The term personality itself is actually very nicely defined in one place on Wikipedia as, “…personality theorists present their own definitions of the word based on their theoretical positions.”

In another Wikipedia article we find that personality “defined psychologically, is the set of enduring behavioral and mental traits that distinguish human beings.”

The term is vague in itself and based on “cultural” standards that are highly ambiguous and that change all the time. What can possibly be “enduring” about that except opaqueness?

In 1952, the DSM categorized homosexuality as a “sociopathic personality disorder.” Today most in the USA think you are a bigot if you oppose gay marriage.

Not only are “authoritative” uses of the term personality and personality disorder ambiguous and protean, they are also profoundly misleading.

Unless an individual has a strong and realistic sense of how their mind works and how complex feelings and behaviors interact with mental processes, they will be susceptible to reifying their “personality,” to believing in it as if it were a real thing or their “role” in life.

Worse, they may cultivate this thing, this role, and turn it into a fetishized semiotic.

The famous Myers-Briggs personality test was originally created to “help women entering the workforce for the first time during WWII choose jobs they were most comfortable and
effective doing.” (Source)

There has been little progress or change in the field of personality testing since. They are most often used by employers to find ideal employees, most of whom (I would hope) are smart enough to figure out what the employer wants and answer accordingly.

Personality tests and metrics—as well as the simple cultural belief that an “enduring” personality exists in any of us—serve mainly to reify an impoverished way of understanding human life.

I can accept some traits as being more “enduring” than not within individuals, but even these will be highly dependent on context and what we mean by “culture.”

Shyness is generally prized in Japan and considered a mark of honesty, while in the USA it may be classified as a “personality disorder” and medicated. Strength means different things to nus and generals. Ruthlessness was considered a fundamental virtue among Bolshevik “secret police,” who also praised terrorism. Terrorism is a crime in Russia today.

I am good with casual uses of the word personality, but often cringe when it is used as a serious analytical term. It is much better to see yourself as a complex matrix of cognition, perception, feeling, semiotics, language, and imperfect memory in a changing world than as a role-playing personality in a stable culture.

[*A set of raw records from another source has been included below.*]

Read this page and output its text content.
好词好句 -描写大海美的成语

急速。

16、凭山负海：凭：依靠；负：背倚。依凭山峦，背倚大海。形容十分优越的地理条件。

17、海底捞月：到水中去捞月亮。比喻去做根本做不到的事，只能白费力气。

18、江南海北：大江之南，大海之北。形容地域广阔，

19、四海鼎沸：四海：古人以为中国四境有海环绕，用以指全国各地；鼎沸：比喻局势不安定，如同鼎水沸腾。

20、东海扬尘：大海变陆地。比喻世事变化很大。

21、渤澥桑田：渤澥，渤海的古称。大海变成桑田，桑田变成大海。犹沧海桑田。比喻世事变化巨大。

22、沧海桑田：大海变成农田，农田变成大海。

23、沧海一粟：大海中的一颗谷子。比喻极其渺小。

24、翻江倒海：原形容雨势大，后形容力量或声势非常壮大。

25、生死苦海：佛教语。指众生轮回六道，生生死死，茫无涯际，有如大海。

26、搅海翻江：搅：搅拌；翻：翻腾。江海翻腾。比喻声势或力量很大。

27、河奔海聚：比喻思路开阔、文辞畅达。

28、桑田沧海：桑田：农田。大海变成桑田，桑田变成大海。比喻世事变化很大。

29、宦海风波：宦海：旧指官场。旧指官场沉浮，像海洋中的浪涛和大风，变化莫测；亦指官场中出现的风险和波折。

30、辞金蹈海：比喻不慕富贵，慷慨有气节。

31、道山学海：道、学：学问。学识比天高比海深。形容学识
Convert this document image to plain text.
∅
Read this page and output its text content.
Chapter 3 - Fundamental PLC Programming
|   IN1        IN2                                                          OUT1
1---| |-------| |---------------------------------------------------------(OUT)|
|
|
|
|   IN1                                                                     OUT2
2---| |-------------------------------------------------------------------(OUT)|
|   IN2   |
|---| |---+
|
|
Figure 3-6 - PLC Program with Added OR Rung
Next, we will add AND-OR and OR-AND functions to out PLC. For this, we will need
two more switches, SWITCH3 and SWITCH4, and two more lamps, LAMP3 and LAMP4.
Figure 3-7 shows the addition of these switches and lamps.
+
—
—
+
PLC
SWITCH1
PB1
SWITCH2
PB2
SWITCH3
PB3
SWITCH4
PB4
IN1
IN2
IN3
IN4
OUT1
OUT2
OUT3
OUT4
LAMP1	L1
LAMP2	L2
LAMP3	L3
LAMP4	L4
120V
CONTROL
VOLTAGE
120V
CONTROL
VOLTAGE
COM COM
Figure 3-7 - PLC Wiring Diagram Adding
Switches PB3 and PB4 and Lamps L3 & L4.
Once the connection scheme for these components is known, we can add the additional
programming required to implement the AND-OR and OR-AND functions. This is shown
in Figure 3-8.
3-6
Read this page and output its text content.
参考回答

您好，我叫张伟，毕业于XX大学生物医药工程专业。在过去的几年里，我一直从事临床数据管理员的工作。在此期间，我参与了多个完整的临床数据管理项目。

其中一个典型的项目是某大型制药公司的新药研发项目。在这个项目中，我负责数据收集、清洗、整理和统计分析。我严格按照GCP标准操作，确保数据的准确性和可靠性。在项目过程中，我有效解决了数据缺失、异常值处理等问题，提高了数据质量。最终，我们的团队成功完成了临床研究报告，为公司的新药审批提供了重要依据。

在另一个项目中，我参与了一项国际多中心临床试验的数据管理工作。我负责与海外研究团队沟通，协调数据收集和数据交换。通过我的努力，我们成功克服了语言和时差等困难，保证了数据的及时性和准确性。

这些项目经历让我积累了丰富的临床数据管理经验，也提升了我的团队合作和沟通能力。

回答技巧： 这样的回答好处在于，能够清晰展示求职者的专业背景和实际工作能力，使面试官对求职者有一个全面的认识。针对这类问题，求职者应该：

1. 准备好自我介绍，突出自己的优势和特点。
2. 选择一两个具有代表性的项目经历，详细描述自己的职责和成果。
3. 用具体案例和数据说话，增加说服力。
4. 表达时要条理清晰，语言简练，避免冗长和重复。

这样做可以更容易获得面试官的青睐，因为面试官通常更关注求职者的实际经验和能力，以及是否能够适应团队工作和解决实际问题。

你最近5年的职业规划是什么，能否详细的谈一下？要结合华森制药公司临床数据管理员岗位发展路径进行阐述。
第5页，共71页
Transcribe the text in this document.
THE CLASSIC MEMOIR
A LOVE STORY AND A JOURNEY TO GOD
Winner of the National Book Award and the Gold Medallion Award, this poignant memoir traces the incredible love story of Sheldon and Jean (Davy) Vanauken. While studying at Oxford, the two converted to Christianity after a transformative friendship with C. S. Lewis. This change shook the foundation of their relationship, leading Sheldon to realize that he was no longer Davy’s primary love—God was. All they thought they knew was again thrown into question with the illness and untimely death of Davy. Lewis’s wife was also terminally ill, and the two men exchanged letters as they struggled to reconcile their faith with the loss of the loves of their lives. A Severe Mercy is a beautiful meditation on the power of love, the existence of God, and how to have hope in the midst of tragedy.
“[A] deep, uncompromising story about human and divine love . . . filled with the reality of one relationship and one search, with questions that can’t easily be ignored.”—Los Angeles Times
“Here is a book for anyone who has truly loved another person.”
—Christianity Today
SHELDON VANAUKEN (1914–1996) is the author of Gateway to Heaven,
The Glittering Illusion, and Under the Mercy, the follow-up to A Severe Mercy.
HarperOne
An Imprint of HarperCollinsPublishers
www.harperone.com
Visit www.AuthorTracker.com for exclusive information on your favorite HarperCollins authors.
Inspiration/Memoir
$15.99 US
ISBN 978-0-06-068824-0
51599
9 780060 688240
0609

In an employment setting or a small subculture it can help to project a consistent “self,” but my advice is don’t take that too seriously. It will hinder more than help you.

If you are having mental or emotional problems, it is true that they may be roughly describable or classifiable in general terms, but I can all but guarantee you that you will only fix them when you see they are specific and very particular distortions or mistakes within the unique complexity of your own idiosyncratic life. Comparing yourself to generalities like personality will most likely only obscure the real problem and often make it worse.